“She will blaze through you like a gypsy wildfire. Igniting your soul and dancing in its flames. And when she is gone, the smell of her smoke will be the only thing left to soothe you…” Nicole Lyons
Dame Laura Knight – Gypsy Splendour (Fine Feathers), 1938.
Does everything that blazes burn out? Turn to ashes? In the end, is it all just a matter of changing form? So. Capture that which we love in Art, and Faith, and Memory. Only to forget when the mind wanders of its own before or after its time as marked by the world. Embrace Ecstasy.

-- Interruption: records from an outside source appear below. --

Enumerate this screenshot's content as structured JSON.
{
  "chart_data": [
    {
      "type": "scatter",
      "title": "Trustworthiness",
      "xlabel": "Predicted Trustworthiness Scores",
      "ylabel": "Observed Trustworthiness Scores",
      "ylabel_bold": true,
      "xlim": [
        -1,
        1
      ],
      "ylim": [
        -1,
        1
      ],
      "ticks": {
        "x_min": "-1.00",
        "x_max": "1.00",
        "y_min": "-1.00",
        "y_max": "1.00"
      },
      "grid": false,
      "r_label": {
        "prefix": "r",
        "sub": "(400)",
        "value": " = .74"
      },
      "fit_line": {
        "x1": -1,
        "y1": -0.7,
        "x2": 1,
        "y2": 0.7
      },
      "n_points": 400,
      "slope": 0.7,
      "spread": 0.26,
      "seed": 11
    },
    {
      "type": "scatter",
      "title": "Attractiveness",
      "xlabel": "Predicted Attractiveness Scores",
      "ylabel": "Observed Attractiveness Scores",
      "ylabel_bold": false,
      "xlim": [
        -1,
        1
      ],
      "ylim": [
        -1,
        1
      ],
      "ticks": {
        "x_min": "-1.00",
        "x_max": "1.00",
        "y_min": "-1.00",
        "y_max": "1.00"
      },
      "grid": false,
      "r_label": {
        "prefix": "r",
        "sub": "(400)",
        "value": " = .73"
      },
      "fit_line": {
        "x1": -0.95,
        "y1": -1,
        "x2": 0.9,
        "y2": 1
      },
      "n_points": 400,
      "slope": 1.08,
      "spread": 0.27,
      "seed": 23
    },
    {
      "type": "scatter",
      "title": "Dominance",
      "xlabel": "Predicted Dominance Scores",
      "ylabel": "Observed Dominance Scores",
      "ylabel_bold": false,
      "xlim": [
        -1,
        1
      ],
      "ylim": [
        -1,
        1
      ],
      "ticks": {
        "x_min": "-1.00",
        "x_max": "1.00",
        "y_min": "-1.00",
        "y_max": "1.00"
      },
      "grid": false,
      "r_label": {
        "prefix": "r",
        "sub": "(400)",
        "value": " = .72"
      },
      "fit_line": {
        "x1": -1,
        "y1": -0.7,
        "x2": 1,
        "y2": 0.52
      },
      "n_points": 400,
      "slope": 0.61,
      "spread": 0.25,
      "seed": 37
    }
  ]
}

“You do not have to be good. You do not have to walk on your knees for a hundred miles through the desert, repenting. You only have to let the soft animal of your body love what it loves. Tell me about despair, yours, and I will tell you mine. Meanwhile the world goes on. Meanwhile the sun and the clear pebbles of the rain are moving across the landscapes, over the prairies and the deep trees, the mountains and the rivers. Meanwhile the wild geese, high in the clean blue air, are heading home again. Whoever you are, no matter how lonely, the world offers itself to your imagination, calls to you like the wild geese, harsh and exciting – over and over announcing your place in the family of things.”
Posted by Ravenous Butterflies, a very fine site as I’ve said and shared often. It has consistent appeal for me and touches on the things I love.
Something has occurred to me as I enjoyed this and chose it to post. When I was little, in grade school, I collected holy cards. I must have had hundreds. Lord knows where they ended up, I can’t imagine throwing them away, but like many things of childhood, disappeared they are.
So, as I captured this, I thought of those bygone treasures and their singular importance to me. I was struck by the holy-card look of the Mucha painting. How I would have loved to purchase it in the treasured form to be held in the Missal of the Mass. And then it struck me that perhaps I had not stopped collecting at all, but turned to other things such as this, to hold on these pages, or in another venue, but as well both in my heart.
I’ve always known we don’t really grow up, but now I know we don’t quit the things we hold to heart. We just change the form.